Laut Rössler besteht auch in der Öffentlichkeit ein Anspruch auf Privatheit. Privatheit ermöglicht in demokratischen, liberalen Gesellschaften die Autonomie der Personen also ein selbstbestimmtes Leben.
Im öffentlichen Raum wird bewusst wahrgenommen, dass beobachtet, aber nicht gefilmt wird. Daher besteht die Möglichkeit, sich frei zu verhalten und zu bewegen. Wenn jedoch bekannt wäre, dass draußen immer gefilmt würde, was bedeutet, dass das Verhalten erneut angeschaut werden könnte, würde sich das Verhalten ändern, so Rössler. In totalitären Regimen, in denen fast überall Kameras sind, verhalten sich Menschen anders und ihre öffentliche Privatheit wird beschnitten, wie z.B. in China.
Der Schutz des Privaten ermöglicht auch den Missbrauch im Privaten. Dennoch sollte positiv gedacht und die Linie zwischen Privat und Öffentlich nicht verschwinden lassen werden. Im Privaten sind Straftaten weiterhin nicht erlaubt.
Rössler sagt, die Grenzziehung zwischen privat und öffentlich verändert sich durch Modernisierung und neue Technologien, was nicht bedeutet, dass die Privatheit direkt verfällt, wie es vielen Menschen vorkommt. Ein Beispiel sind Handys, deren private Anrufe heutzutage in der Bahn stattfinden können.


Zu
dem Thema wurde auch ein Artikel von Peter Baumann mit dem Titel „Warum und wozu Privatheit?“ gefunden, der sich ebenfalls auf das Buch „Der Wert des Privaten“ von Beate Rössler bezieht. Er behandelt die Fragen, warum Privatheit geschätzt wird und worin ihr Wert liegt. Baumann fasst zusammen, dass Rössler das Private wie folgt definiert: „Als privat gilt etwas dann, wenn selbst der Zugang zu diesem etwas kontrolliert werden kann“ (S.813). Handlungen, Wissen und Räume sind damit gemeint.
Rössler zufolge sind Handlungen privat, wenn die Person handeln kann, wie gewünscht. Wissen ist privat, wenn die betroffene Person den Zugang zu diesen Informationen für andere bestimmen kann. Räume sind privat, wenn der physische Zugang für andere Personen kontrolliert werden kann.
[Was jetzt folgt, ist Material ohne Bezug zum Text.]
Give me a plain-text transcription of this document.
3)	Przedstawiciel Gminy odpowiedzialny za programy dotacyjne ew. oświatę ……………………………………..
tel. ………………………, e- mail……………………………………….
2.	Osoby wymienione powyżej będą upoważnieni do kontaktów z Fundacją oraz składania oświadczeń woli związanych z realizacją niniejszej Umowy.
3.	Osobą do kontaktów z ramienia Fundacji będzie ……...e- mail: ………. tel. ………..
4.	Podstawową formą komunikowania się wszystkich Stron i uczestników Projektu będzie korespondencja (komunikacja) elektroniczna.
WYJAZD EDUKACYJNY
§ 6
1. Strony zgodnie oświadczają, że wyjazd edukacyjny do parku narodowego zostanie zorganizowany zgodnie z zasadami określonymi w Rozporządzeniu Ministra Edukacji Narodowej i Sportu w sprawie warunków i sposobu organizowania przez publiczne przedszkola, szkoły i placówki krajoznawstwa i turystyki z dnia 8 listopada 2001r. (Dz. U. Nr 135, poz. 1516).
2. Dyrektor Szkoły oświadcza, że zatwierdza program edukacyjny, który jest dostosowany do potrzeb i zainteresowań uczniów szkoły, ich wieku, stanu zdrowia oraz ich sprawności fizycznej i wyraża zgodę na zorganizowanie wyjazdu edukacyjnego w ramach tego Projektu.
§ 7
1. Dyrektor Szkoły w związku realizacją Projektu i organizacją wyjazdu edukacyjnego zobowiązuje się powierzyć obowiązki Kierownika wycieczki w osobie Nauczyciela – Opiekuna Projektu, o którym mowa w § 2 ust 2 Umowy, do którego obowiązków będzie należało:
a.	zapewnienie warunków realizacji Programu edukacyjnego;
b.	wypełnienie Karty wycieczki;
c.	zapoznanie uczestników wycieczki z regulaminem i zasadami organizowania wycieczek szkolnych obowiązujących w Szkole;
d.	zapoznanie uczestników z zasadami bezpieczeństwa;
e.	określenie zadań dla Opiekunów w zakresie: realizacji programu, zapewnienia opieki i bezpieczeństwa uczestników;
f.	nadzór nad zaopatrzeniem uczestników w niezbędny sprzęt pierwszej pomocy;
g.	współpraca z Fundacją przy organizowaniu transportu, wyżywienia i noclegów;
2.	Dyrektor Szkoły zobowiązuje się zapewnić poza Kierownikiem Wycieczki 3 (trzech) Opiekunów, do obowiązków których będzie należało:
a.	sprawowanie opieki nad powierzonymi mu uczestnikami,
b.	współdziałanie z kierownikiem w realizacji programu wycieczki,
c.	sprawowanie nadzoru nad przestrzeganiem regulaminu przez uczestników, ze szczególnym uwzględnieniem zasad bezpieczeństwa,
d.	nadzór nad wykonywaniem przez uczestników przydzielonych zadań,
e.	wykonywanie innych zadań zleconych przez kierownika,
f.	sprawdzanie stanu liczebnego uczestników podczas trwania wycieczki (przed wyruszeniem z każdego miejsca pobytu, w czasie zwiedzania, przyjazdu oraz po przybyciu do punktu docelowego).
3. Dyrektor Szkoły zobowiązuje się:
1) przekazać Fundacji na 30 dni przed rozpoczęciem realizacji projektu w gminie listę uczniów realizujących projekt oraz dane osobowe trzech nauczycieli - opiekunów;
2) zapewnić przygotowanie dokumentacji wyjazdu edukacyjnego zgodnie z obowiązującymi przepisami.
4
Rösslers Hauptthese ist, dass der Wert von Privatheit darin liegt, dass sie Autonomie ermöglicht.
Baumann übt in seinem Artikel auch Kritik an Rössler. Dabei wird besonders betont, dass es im privaten Umfeld wichtig ist, sich von der sozialen Interaktion zu erholen. Dieser Aspekt ist nachvollziehbar, da es notwendig ist, Momente der Ruhe zu haben, um Erlebtes zu reflektieren und zu hinterfragen. Gleichzeitig ermöglicht es, neue Energie zu schöpfen und offen für neue Möglichkeiten und Ideen zu sein.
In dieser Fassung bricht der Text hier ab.